Small Choices Move Mountains
Everything we do – or do not do – changes the world: others and ourselves also.
When managers or clients ask if we can do something odd or difficult and we say no, they look for other pathways. This is why “yes” people get jobs - we train people to need us when we affirm, when we come through. We also get to choose our managers and clients, to choose benevolent individuals who will not exploit us like tools. However, we may also train them to exploit us if we say “yes” without acknowledging what we want, our terms and conditions, and setting their – and our – expectations. They give us what we believe we deserve and deny us what we think ought to be ours. This is the primary goal of this discussion:
We not only influence one another but our actions train others, and others train us.
Acknowledging or enforcing our desires sounds cutthroat, but it would be dishonest to deny that we have expectations. We have “skin in the game“ of our lives and success. The truth (which would be voiced if we felt safe) demands that we acknowledge expectations or cease helping people who do not help us. That is a waste of precious time or speeding our destruction. We do not have to hold to “quid pro quo, “ but we have to let others impact us, or we degrade and isolate ourselves. Isolated systems collapse.
True, good superiors, clients, or partners recognize our struggles. They may make sacrifices for us, but they make these sacrifices in the short term for better long-term outcomes. This helps them or helps the group, which satisfies their intentions of community benevolence, and they are rewarded. Their identity and self-regard improve; their causa-suis project is furthered, extending their legacy beyond death.
Our minds are dynamic entities that are always growing and changing through repetition. We are not as malleable as children but changeable like the paths of rivers in flood stages. Eventually, we form valleys and generally stay within them.
Only catastrophes can change our course.
Behavior solidification applies in spheres other than work too, such as sex. When a partner is turned on but turned down, they experience a chemical collapse. They learn arousal equates to disappointment. They learn to test the waters first. The couple loses access to in-the-moment, passionate intimacy. Over time and with repetition, resistant or fickle partners end up with scheduled sex lives, cheaters, castrated men, distant women, and loose pelvic floors.

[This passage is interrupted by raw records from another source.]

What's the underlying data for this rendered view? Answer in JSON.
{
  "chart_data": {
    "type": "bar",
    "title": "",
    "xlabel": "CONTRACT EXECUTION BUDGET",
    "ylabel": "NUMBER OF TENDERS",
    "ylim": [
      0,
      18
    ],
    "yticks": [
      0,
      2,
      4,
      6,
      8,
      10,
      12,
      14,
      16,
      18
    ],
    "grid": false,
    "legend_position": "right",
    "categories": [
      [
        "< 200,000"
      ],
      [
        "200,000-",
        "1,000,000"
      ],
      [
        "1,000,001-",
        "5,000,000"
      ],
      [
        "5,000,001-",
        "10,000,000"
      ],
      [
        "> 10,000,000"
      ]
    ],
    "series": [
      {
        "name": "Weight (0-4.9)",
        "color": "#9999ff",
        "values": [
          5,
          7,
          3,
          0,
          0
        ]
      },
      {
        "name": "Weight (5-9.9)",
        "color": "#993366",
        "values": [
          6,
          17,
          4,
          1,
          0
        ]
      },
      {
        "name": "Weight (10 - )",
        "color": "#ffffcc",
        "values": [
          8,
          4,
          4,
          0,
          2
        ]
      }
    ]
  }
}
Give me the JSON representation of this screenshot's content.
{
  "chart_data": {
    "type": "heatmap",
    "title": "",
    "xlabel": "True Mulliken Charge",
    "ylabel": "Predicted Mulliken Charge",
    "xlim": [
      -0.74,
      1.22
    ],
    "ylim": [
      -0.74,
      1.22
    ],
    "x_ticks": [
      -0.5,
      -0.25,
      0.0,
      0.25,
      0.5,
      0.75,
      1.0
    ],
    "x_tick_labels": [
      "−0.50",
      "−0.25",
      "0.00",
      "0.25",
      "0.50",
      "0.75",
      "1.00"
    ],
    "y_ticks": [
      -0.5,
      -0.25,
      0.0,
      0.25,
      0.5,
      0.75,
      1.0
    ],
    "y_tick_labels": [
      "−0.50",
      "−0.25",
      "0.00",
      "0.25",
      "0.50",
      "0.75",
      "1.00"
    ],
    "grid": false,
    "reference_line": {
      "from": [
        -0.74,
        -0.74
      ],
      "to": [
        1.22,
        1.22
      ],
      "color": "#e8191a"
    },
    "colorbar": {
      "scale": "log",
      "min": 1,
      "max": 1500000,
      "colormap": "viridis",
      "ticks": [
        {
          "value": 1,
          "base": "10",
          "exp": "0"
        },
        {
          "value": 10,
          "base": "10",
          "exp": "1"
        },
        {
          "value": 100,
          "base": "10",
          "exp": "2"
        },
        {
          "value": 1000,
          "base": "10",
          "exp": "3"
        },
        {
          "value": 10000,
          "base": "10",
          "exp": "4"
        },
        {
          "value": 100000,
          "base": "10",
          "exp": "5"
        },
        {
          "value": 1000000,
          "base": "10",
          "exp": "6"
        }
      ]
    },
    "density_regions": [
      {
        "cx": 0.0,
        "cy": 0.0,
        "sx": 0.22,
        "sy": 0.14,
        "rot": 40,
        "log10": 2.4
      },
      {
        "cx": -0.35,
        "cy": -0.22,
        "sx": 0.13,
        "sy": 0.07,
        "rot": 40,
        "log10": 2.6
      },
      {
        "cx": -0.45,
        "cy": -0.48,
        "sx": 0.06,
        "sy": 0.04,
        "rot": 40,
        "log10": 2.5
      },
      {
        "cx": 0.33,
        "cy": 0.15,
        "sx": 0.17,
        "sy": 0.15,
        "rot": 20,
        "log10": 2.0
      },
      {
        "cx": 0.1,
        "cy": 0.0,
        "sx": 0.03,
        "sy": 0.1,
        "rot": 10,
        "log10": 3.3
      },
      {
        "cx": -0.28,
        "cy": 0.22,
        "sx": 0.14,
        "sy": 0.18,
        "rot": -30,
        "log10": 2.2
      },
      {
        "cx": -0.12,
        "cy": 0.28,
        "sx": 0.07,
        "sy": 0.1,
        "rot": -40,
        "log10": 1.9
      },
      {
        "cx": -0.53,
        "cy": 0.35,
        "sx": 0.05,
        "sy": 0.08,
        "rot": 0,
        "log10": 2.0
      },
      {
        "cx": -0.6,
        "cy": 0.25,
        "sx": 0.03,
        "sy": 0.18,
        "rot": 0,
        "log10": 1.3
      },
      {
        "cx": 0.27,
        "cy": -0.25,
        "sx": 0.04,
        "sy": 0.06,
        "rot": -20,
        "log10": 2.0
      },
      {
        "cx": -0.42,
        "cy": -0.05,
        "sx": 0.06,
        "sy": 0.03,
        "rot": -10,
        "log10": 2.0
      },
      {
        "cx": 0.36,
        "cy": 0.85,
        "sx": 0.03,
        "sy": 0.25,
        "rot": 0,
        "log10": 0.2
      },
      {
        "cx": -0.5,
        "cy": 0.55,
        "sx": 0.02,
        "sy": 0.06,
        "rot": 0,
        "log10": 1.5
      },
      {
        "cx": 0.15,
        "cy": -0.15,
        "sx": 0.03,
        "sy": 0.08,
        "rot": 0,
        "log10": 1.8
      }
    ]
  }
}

We often create worlds we do not want. We train our partners to be weak because we want personal control, safety, or freedom but end up with an impotent pushover. We say yes to open doors and flex muscles of willingness and agreeability, only to be exploited by those we teach to be assertive, those we reward for exploiting us.
We create the world around us by action or abdication. This is the core concept of “sin," an archery term. We must know what we’re aiming at and we must stand strong, aim, fire, and try to hit, or we will miss. We must be ready to aim in response to others’ actions. That target is the world we want, and we are always, always creating. We are always moving, even when not aiming. One way or another, the strongest part of us gets what it wants. If our conscious self will not choose a goal, the subconscious already has one.
These choices become paths we walk down. They will take us to places we did not expect, but if we pay attention, we will draw maps. We will gain an understanding of the choices that create our reality, and we will encounter our subconscious intention. If we combine this attention and focus our intention, we will gain mastery over the outcome of our decisions.
And, season by season, we will move mountains.